Seperti diketahui, China berurusan dengan nilai tukar mata uangnya yang jatuh, pasar saham sangat fluktuatif dan margin perusahaan yang menipis untuk menggerakkan pertumbuhan negaranya.
"Suntikan kredit lebih besar sangat mungkin terjadi di 2016, tapi kita perlu untuk melihat angka sebesar 37,5 triliun yuan (USD5,6 triliun) pada 2016 mencapai dorongan kredit yang besarnya sama dengan tahun 2009," tulis Peneliti Otonomi Charlene Chu, mengutip Business Insider, Selasa (12/1/2016).

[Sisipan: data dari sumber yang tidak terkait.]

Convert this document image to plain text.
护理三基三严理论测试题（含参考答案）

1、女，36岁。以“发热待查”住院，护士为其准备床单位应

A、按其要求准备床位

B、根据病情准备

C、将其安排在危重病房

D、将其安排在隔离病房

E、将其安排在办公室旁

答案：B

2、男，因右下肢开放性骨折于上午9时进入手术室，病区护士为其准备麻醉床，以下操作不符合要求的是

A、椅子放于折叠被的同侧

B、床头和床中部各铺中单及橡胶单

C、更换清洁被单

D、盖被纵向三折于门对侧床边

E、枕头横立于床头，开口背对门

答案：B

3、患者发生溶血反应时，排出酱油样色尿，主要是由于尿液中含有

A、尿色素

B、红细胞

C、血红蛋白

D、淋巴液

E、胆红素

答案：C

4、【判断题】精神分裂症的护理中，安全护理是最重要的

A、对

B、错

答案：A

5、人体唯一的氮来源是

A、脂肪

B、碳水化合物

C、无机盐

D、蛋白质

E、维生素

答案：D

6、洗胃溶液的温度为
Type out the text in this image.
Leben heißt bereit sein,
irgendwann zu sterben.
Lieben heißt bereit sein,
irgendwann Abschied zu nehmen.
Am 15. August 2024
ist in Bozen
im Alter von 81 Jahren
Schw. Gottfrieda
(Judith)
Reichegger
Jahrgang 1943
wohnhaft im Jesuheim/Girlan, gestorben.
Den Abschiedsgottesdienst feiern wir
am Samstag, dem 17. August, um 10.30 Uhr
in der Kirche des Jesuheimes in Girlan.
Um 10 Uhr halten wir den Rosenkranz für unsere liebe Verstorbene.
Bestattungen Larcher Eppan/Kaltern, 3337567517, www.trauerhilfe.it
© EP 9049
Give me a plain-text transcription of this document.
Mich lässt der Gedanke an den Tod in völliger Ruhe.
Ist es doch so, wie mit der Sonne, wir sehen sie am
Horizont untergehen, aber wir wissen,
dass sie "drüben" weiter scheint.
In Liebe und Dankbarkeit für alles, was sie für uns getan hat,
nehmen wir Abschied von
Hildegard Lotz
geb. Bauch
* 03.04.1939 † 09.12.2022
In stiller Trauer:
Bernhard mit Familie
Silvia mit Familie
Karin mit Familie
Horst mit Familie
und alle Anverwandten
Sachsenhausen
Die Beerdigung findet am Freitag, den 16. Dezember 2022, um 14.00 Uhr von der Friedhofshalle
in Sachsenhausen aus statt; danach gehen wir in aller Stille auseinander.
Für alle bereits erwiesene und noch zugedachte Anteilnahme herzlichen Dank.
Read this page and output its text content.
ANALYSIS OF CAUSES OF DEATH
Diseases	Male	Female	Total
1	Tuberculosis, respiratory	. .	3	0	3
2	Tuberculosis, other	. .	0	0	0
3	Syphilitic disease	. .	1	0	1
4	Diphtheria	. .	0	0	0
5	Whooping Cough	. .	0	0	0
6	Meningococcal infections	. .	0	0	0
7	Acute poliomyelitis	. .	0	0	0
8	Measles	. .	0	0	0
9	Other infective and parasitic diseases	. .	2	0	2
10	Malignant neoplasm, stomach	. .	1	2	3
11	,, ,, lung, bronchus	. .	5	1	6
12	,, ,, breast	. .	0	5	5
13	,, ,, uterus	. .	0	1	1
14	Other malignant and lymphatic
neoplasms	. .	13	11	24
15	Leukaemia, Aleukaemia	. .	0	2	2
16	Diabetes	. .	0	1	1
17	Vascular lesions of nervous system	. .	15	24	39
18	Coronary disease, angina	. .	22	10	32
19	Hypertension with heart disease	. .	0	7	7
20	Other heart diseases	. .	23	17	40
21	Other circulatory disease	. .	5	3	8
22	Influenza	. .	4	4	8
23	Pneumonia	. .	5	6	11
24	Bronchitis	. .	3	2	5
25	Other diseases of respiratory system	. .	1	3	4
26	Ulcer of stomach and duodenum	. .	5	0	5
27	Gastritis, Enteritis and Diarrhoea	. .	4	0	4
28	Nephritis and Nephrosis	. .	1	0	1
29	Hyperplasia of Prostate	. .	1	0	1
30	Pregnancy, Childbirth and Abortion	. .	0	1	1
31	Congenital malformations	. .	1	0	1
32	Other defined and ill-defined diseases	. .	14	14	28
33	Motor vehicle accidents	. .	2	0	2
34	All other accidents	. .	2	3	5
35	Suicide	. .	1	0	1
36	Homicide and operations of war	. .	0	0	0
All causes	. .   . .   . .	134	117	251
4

Angka-angka tersebut, lanjutnya didasarkan pada perhitungan internal dari Total Pembiayaan Sosial (TSF) China, sebuah metrik pemerintah yang dikembangkan untuk melacak berapa banyak uang yang mengalir melalui ekonomi.
Hal ini tentunya menjadi sulit bagi pemerintah. Akan tetapi, langkah-langkah stimulus yang telah diterapkan selama setahun terakhir ternyata tidak benar-benar bekerja.